Chez elle, on aime la bonne chère. C’est inscrit dans la culture familiale, italienne du côté du père. « On baignait dans l’alimentation. » Mais c’est loin des fourneaux, « par utopie et soif d’égalité », que la Vosgienne décroche un doctorat en droit et prend la tête d’un service juridique.
« Je lutte à ma façon »
Et puis finalement, la cuisine la rattrape. Pas n’importe laquelle, donc. Du végétal fait maison, pour être en phase avec ses convictions. « Ma reconversion n’a rien à voir avec le droit et en même temps, il y a un lien », souffle la souriante quadragénaire. Elle raconte son besoin d’agir « sur le terrain », en proposant une alternative à la viande. Et résume : « Avec L’Éthiquête, je lutte à ma façon. »
Pour celle qui anime aussi des ateliers sur la cuisine végétarienne, informer les gens, c’est important. Après le service, la restauratrice aime discuter avec les clients, prendre le temps de causer protéines et nutriments. « Les médecins sont très peu formés sur les questions nutritives. »
Croquant, fondant
Ça sent bon dans le petit resto aux 35 couverts. Copieuse, l’assiette de tofish a atterri sous nos yeux. Papilles en émoi, on prend le temps de savourer le plat, croquant, fondant, délicieusement original. À l’heure du dessert, le cheesecake cru offre un grand moment de douceur.
Ici, on trouve aussi des plats sans gluten. « Il y a une vraie demande. De plus en plus de gens sont allergiques », note Claire Populin, qui s’approvisionne en fruits et légumes Provinces bio au Min de Nantes. « J’achète au maximum local et bio. »
La cheffe veut toucher le plus de monde possible et n’écarter personne. Entrées et desserts sont à 4 €, les plats gravitent autour de 12 €. « C’était plus bas au début, mais on a dû augmenter un peu les prix. L’an dernier, avec la crise, on n’a pas eu le choix. Sinon, on ne tenait pas. »
« Compliqué de changer les mentalités »
Il est 13 h et le petit resto à l’ambiance décontractée a vu passer du monde. Des habitués pour la plupart, qui mangent sur place ou repartent lestés de petites boîtes en carton. Une clientèle jeune, essentiellement. Qui trouve tout à fait normal de débarrasser son assiette et de faire le tri dans un meuble avec des bacs. L’un d’eux est récolté régulièrement par l’association Les Alchimistes, qui transforme les biodéchets en compost. «On n’a pas attendu que la loi nous y oblige pour s’y mettre. »
Les temps changent.
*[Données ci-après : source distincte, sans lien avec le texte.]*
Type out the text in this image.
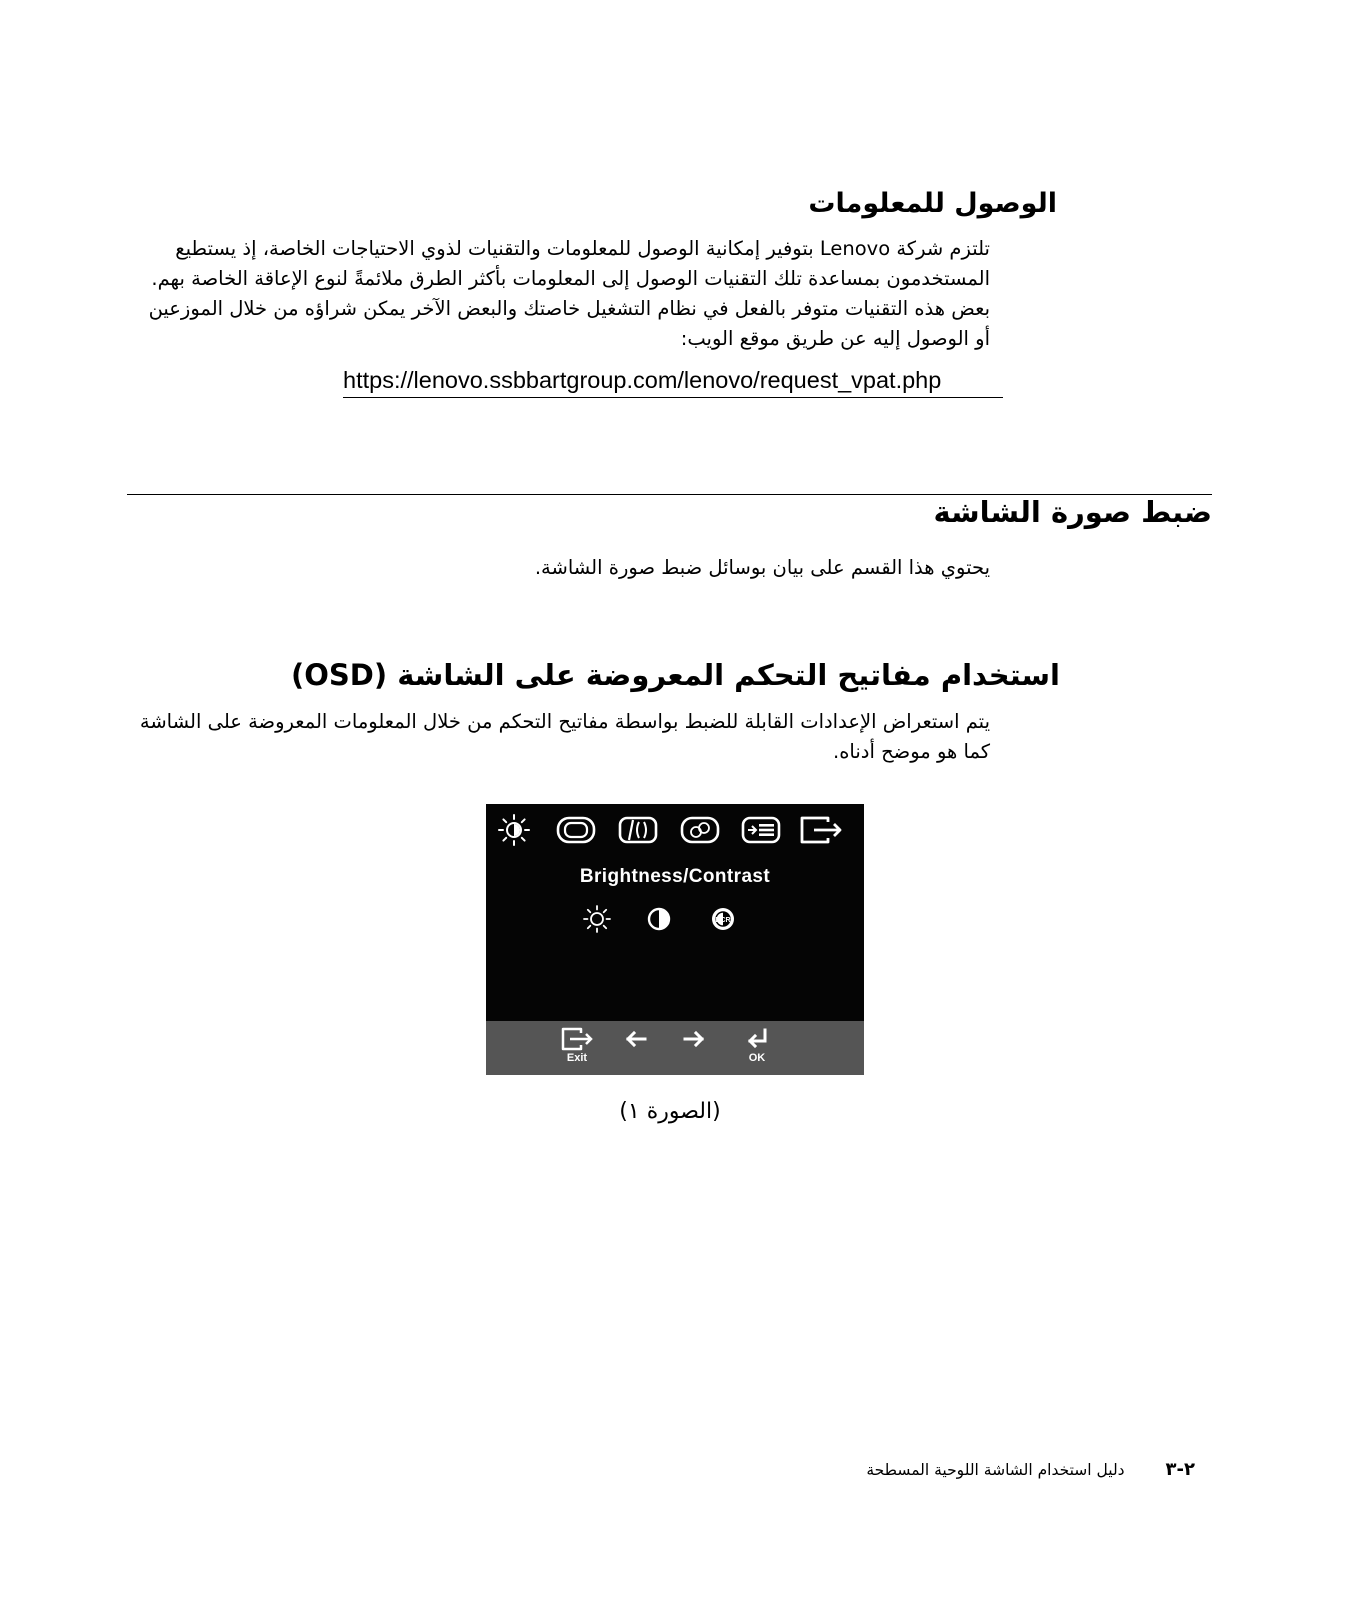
الوصول للمعلومات
تلتزم شركة Lenovo بتوفير إمكانية الوصول للمعلومات والتقنيات لذوي الاحتياجات الخاصة، إذ يستطيع المستخدمون بمساعدة تلك التقنيات الوصول إلى المعلومات بأكثر الطرق ملائمةً لنوع الإعاقة الخاصة بهم. بعض هذه التقنيات متوفر بالفعل في نظام التشغيل خاصتك والبعض الآخر يمكن شراؤه من خلال الموزعين أو الوصول إليه عن طريق موقع الويب:
https://lenovo.ssbbartgroup.com/lenovo/request_vpat.php
ضبط صورة الشاشة
يحتوي هذا القسم على بيان بوسائل ضبط صورة الشاشة.
استخدام مفاتيح التحكم المعروضة على الشاشة (OSD)
يتم استعراض الإعدادات القابلة للضبط بواسطة مفاتيح التحكم من خلال المعلومات المعروضة على الشاشة كما هو موضح أدناه.
Brightness/Contrast
DCR
Exit	OK
(الصورة ١)
٢-٣ دليل استخدام الشاشة اللوحية المسطحة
On ne compte plus les gourmands, pas forcément végans ou végétariens, attirés par le végétal. Séduites par ce nouveau terrain de jeu, de grandes toques s’y frottent, encouragées par le guide Michelin qui a lancé l’étoile verte pour saluer les chefs qui privilégient le bio et les circuits courts.
Pourtant, en France, « c’est compliqué de changer les mentalités. Le lobby de la viande et des produits laitiers est tellement puissant, soupire Claire Populin. Les touristes étrangers sont surpris d’avoir si peu d’offres vegan à Nantes. »
Oui, confirme la cheffe, la cuisine végétale a pris son envol. « Mais n’oublions pas que la population mondiale augmente et avec elle, la consommation d’animaux d’élevage, dont le coût environnemental est énorme. »
L’Éthiquête, 14, rue Armand-Brossard, Nantes. Ouvert uniquement le midi, du lundi au vendredi, de 12 h à 14 h 30 ; le samedi, de 12 h à 15 h. Contact. Tél. 02 40 48 20 02.